El ocaso de un señor de la guerra. Bronwyn

Solo novecientos años nos separan del momento en que Guillermo el Conquistador, el normando, se adueñó de Inglaterra y dio comienzo así a la historia actual de este pueblo. El siglo XI es fácil de reconstruir, arqueológicamente, pues, aparte de muchos hallazgos de armas y armaduras (yelmos, escudos triangulares oblongos y cotas de malla, jamás placas defensivas adosadas al cuerpo), existe el famoso tapiz de Bayeux, al punto de que, en un libro sobre este tejido artístico, Erie MacLagan puede afirmar: “The Tapestry is our best authority for the arms and armour of period.” Si el siglo XI pudo ser ignorado en muchas películas, teniendo este verdadero “film” de la época con cientos de figuras, no lo ha sido en “El señor de la guerra”, donde la fidelidad es casi absoluta, igual en la ambientación y arquitectura que en esos elementos de vestuario. Dirigida por Franklin Schaffner, el técnico en esas materias ha sido Vittorio Niño Novarese.

Novecientos años… solo resonaban entonces melodías gregorianas y cantos populares. (Estoy oyendo en estos momentos “Die glückliche Hand”, de Schoenberg, verdadero paraíso-infierno de la discordancia más feroz y armoniosa, ultracivilizada y, a la vez, como anhelante de retroactividad.) ¿Por qué la arqueología? “El progreso es el castigo de Dios”, dijo William Blake. ¿No estamos perdiendo mucho? Es inútil proseguir, ni es posible retroceder, aunque el anhelo regresivo tenga sus raíces más hondas en el interior de nuestro interior. Y un día esparza sus luces terribles. Bronwyn. En “El señor de la guerra” se asiste a un ocaso (“Also begann Zarathustra’s Untergang”, decía Nietzsche).
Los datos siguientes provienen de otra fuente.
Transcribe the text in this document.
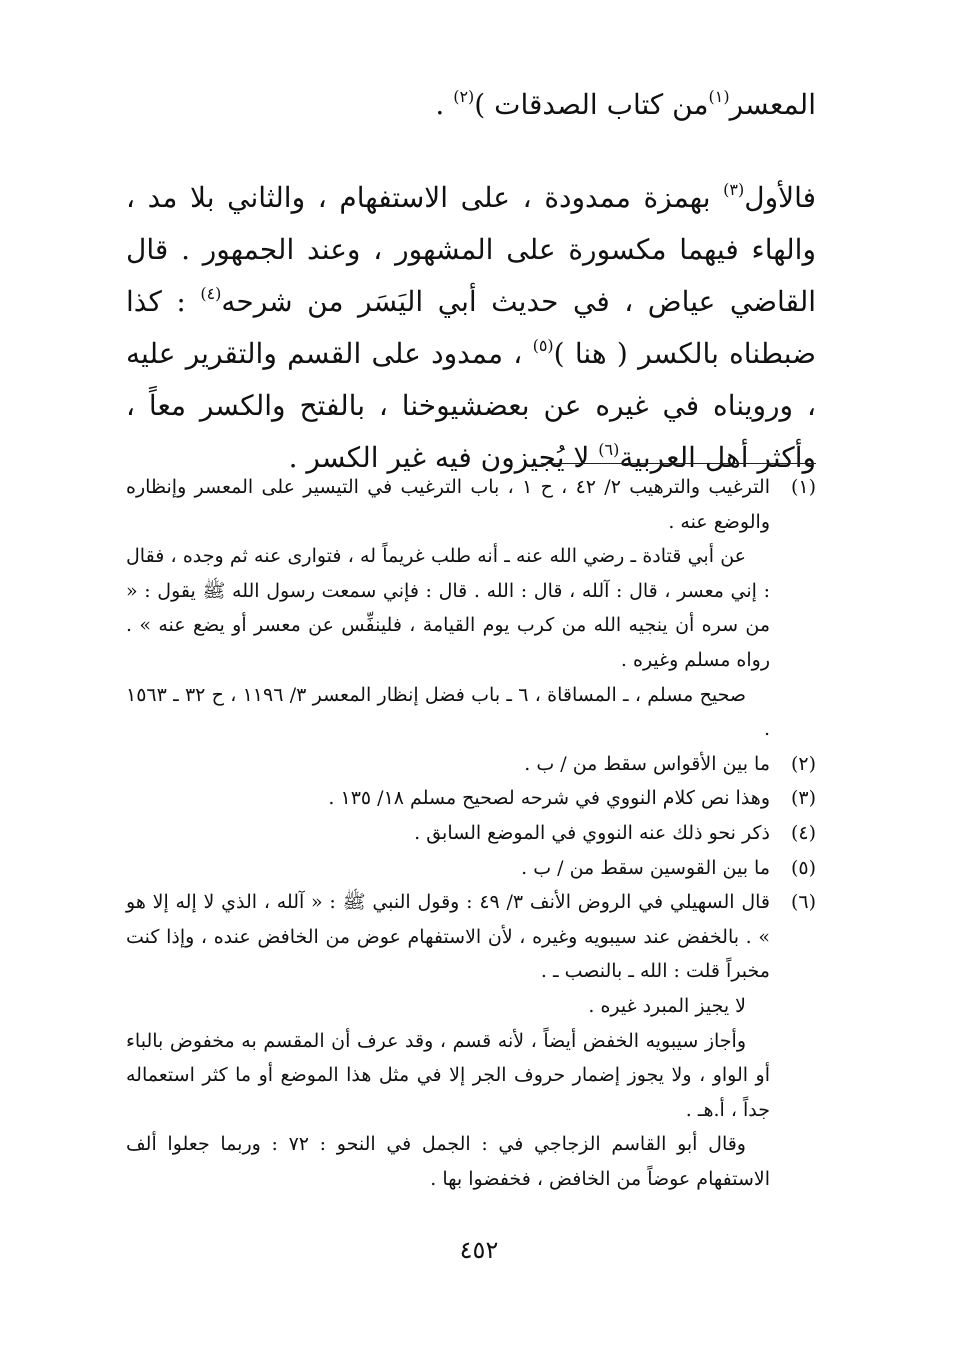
المعسر$^{(١)}$من كتاب الصدقات )$^{(٢)}$ .

فالأول$^{(٣)}$ بهمزة ممدودة ، على الاستفهام ، والثاني بلا مد ، والهاء فيهما مكسورة على المشهور ، وعند الجمهور . قال القاضي عياض ، في حديث أبي اليَسَر من شرحه$^{(٤)}$ : كذا ضبطناه بالكسر ( هنا )$^{(٥)}$ ، ممدود على القسم والتقرير عليه ، ورويناه في غيره عن بعضشيوخنا ، بالفتح والكسر معاً ، وأكثر أهل العربية$^{(٦)}$ لا يُجيزون فيه غير الكسر .

(١)

الترغيب والترهيب ٢/ ٤٢ ، ح ١ ، باب الترغيب في التيسير على المعسر وإنظاره والوضع عنه .

عن أبي قتادة ـ رضي الله عنه ـ أنه طلب غريماً له ، فتوارى عنه ثم وجده ، فقال : إني معسر ، قال : آلله ، قال : الله . قال : فإني سمعت رسول الله ﷺ يقول : « من سره أن ينجيه الله من كرب يوم القيامة ، فلينفِّس عن معسر أو يضع عنه » . رواه مسلم وغيره .

صحيح مسلم ، ـ المساقاة ، ٦ ـ باب فضل إنظار المعسر ٣/ ١١٩٦ ، ح ٣٢ ـ ١٥٦٣ .

(٢)

ما بين الأقواس سقط من / ب .

(٣)

وهذا نص كلام النووي في شرحه لصحيح مسلم ١٨/ ١٣٥ .

(٤)

ذكر نحو ذلك عنه النووي في الموضع السابق .

(٥)

ما بين القوسين سقط من / ب .

(٦)

قال السهيلي في الروض الأنف ٣/ ٤٩ : وقول النبي ﷺ : « آلله ، الذي لا إله إلا هو » . بالخفض عند سيبويه وغيره ، لأن الاستفهام عوض من الخافض عنده ، وإذا كنت مخبراً قلت : الله ـ بالنصب ـ .

لا يجيز المبرد غيره .

وأجاز سيبويه الخفض أيضاً ، لأنه قسم ، وقد عرف أن المقسم به مخفوض بالباء أو الواو ، ولا يجوز إضمار حروف الجر إلا في مثل هذا الموضع أو ما كثر استعماله جداً ، أ.هـ .

وقال أبو القاسم الزجاجي في : الجمل في النحو : ٧٢ : وربما جعلوا ألف الاستفهام عوضاً من الخافض ، فخفضوا بها .

٤٥٢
Un hombre que ha guerreado veinte años, un normando, señor feudal dependiente del duque de Brabante, llega a unas tierras extrañas que los piratas frisios atacan periódicamente. Tiene una gran torre para proteger a sus vasallos célticos que entregan la novia al señor en la noche de bodas. (Cuando llega al lugar, él se horroriza; y a la vez “teme” el lugar. Y no se equivoca. Parece como si ese hombre de guerra, vestido de hierro, hubiera leído “El origen musical de los animales-símbolos”, de Marius Schneider —1946—, donde se explica el pantano como “lugar” específico de la descomposición anímica del que luego solo se puede salir por el “muro del sufrimiento”.) Entonces ve a Rosemary Forsyth, la protagonista —la ve, desnuda, salir de un lago y va a casarse—. Es Bronwyn. La exige, la tiene y la retiene. Le da el anillo de su padre a una sierva, a una porquera. Y ha de matar a su hermano que se opone. Se le subleva el pueblo. Muere el héroe finalmente tras perder a la que tanto le costó.

Bronwyn, ¿valía la pena? Pierde por ella el favor de su señor, su honor, sus armas, el sentido de su vida y, por fortuna, también su vida. Valía la pena, porque él estaba ya en el momento de su ocaso. Estaba “maduro para la muerte” (de nuevo Nietzsche). Bronwyn, ¡qué belleza dorada!, extraña, hecha de altanería meramente humana no social, hecha de erotismo (un rostro, unos ojos, una boca… como él dice. —En un poema escandinavo de ese mismo tiempo se habla de una doncella cuyos brazos “dan luz al aire y al mar”— así es Bronwyn).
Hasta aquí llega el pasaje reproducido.